The Yak sits down with Bali icon Paul Ropp to talk life, legacies and letting go. Image: Robert Rosen.
Could Paul Ropp be considered one of the original disruptors? I walk into his office to find out the answer to this and a few others ponderings that have been floating around in my head all these years. And, so as to get grounded in the moment and the man, I ask a few interview-style questions to see if these lead to the past being brought into the present:
Paul, what was the earliest life lesson you learnt?
If it feels good do it.
What was the hardest life lesson you learnt?
Not practicing what I learnt was wasteful and painful.
Who gave you the best advice and what was it?
My art teacher. She said to me: “Don’t paint in the corner of the canvas, go for the feeling. Don’t worry about painting over the edge of the canvas. Go for the feeling.”
What is the best advice you give yourself?
Better today than yesterday, better tomorrow than today, better and better in every way.
Any daily mantras?
That was it!
If you met a 20-year-old person what would you say to him or her?
Enjoy five years of being lost.
Anything in your life you would have done differently?
[Huge pause] Yeah, not getting in trouble with the law as a teenager…
A realization that learning was not as important to me as practicing what I had already learnt.
Any famous quotes that you live by… (some people do, some people don’t).
Well . . . one of mine. ‘If you ever have a panic attack at night go outside, look at the stars and realise that intergalactically your problem is insignificant, don’t worry about it.’
If you hosted a dinner party, who (alive or dead) would you invite?
The people who have helped me attain the stature I have today and get to enjoy; the people who make me laugh the most, and the ones that asked nothing and gave everything.
Do you ever repair the delicate, overworn PR garments?
One of the greatest editors that I ever had the pleasure of working with, fashion icon Diana Veerland, think (Harper’s Bazaar and Vogue magazine) and her quote which I really value is: “Who expects fashion to last forever?” But yes, clients do come in with an occasional Paul Ropp garment and get this or that seam or collar repaired, and of course we mend it at no cost.

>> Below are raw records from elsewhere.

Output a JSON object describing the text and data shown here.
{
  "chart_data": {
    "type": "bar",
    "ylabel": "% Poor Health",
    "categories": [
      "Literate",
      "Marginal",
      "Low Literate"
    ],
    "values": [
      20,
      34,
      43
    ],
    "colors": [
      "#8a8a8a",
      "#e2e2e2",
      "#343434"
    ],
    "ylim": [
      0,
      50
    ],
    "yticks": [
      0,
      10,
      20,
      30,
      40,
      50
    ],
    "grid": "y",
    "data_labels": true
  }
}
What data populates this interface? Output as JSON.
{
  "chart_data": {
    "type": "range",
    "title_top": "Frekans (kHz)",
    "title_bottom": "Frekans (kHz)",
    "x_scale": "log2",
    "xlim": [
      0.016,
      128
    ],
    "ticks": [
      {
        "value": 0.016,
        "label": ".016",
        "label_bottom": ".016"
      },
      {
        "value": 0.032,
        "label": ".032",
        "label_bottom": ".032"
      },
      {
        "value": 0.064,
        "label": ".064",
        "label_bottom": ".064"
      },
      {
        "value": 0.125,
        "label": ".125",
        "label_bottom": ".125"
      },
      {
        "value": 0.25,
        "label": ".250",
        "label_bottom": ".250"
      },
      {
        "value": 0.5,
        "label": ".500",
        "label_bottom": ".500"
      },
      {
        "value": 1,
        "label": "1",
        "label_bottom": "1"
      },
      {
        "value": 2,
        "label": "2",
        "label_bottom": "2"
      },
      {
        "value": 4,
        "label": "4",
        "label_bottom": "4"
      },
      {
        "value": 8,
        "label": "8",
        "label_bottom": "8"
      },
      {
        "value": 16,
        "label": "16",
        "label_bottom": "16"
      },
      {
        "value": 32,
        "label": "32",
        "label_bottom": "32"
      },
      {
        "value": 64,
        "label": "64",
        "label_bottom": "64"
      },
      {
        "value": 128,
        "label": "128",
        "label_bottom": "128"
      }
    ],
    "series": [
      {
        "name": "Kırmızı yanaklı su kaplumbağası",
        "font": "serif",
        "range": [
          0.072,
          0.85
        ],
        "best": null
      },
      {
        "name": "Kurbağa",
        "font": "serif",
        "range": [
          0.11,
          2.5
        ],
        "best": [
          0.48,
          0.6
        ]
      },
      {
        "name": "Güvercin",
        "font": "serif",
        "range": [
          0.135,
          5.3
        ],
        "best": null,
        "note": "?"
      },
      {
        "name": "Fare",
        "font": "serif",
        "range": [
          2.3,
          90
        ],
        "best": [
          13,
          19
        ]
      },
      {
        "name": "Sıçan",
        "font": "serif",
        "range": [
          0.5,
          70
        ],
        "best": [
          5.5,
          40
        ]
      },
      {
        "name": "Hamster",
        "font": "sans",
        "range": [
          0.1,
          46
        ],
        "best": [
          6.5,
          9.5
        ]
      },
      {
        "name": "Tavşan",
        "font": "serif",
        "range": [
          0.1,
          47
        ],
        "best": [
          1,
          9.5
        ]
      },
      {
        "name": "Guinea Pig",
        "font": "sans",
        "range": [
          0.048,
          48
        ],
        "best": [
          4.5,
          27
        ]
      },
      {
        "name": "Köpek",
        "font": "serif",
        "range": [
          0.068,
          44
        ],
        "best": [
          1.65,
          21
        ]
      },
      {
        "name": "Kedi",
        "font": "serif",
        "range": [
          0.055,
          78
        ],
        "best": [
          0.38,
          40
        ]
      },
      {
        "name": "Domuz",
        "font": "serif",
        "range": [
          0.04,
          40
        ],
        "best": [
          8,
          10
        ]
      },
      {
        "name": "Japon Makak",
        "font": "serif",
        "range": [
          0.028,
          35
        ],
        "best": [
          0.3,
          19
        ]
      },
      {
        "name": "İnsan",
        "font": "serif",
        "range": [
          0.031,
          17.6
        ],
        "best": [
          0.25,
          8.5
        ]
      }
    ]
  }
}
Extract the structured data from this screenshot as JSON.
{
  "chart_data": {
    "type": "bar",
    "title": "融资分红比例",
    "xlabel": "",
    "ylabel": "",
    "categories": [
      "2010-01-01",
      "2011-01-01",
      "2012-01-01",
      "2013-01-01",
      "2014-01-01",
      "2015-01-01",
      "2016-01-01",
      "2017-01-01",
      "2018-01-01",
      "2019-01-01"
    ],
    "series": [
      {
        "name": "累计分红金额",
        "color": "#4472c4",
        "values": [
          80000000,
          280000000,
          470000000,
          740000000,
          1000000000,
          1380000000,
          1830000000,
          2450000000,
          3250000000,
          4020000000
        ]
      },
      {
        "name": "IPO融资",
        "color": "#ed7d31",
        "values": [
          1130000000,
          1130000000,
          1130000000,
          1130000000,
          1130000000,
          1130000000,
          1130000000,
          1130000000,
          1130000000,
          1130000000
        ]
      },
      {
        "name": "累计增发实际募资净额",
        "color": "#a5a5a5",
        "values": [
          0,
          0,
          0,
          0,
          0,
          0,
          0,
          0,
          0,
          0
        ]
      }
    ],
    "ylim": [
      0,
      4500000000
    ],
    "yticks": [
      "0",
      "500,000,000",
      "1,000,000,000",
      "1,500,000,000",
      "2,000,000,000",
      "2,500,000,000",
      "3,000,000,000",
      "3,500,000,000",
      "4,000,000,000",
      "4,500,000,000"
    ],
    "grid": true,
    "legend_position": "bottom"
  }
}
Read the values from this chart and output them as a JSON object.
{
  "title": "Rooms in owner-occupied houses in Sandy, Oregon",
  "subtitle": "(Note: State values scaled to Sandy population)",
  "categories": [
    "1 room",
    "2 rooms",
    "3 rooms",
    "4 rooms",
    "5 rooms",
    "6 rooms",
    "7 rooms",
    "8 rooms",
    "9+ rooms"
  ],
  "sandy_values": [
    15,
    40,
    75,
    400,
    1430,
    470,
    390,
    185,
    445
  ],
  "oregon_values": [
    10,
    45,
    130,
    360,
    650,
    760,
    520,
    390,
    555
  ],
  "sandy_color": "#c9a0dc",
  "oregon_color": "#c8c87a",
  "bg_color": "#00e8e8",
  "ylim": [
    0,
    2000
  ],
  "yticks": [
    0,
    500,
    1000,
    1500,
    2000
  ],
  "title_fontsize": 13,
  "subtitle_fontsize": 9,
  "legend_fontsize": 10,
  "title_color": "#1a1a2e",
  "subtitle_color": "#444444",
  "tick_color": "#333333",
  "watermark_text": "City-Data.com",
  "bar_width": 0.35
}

A couple of Russians (with shops in Russia, Ibiza and beyond, are looking to “Paul Ropp” their retail spaces) flit in and out with questions about fabric, orders and deliveries. Noting that we aren’t nearly finishing our conversation the magic word of ‘lunch’ rings out around the showroom. A cue for the Russians to depart stage left and for us to move to Métis, Paul’s go-to place for lunch, it’s either here or Frangipani Café at The Oberoi Bali. PR is all about the lifestyle, quality and service.
We sit and order, and move into the past: an unfortunate childhood with irresponsible parents. At some point he was placed into care. Too young and on the street he did not favour school, and in fact throughout his life he found that whilst learning was secondary in his book, education was key and as a young man he went to as many seminars, services, talks and symposiums as possible to hear some of the original disruptors: Osho, Mukthananda, even Scientology . . . always looking to extrapolate as much as possible. Here he mentions, “Perception is good, but only if you put it into projection”.
I muse . . . see and create, or see to create? He continues on with education and expectations. “Don’t go where they tell you to go, go where you want to go. Go where you want to be, something and someone will find you.”
Moving on up into adult years: after amassing a fortune by single-handedly cornering a huge percentage of the rolling paper market, he took five years off and whilst he got lost, he also lost his fortune. Living the high life, literally.
Bali brought the disruptor slightly back onto the rails and after meeting Susanna Perinni, who then went on to found Bali’s beloved Biasa, he settled down and had a family. He himself started Paul Ropp – “fashion for people who’d prefer to be naked” . . . disrupting the norm yet again.
Moving on through our meal we come to dessert, and I find he no longer disrupts quite as much … he has mellowed, has nothing to prove and in fact now advocates and mediates with his “resolved, dissolved” philosophy. He has become a problem auditor. “Humanity likes to make things complicated, I like to help people find a compromise and then a resolution.” A little social revolution happening right there.
As we wind up the meal, all frightfully healthy as I am on detox and Paul has to mind what he eats, he once again seemingly flips the bird to health and doctor’s orders as the Métis staff place a portion of chocolate profiteroles in front of him. A new, beautifully crafted, chocolate fondant dessert that the manager has asked him to try also appears. If approved it goes on the menu. “Don’t wait for life,” he says, “Go create your own story. Express yourself,” he says, tucking in.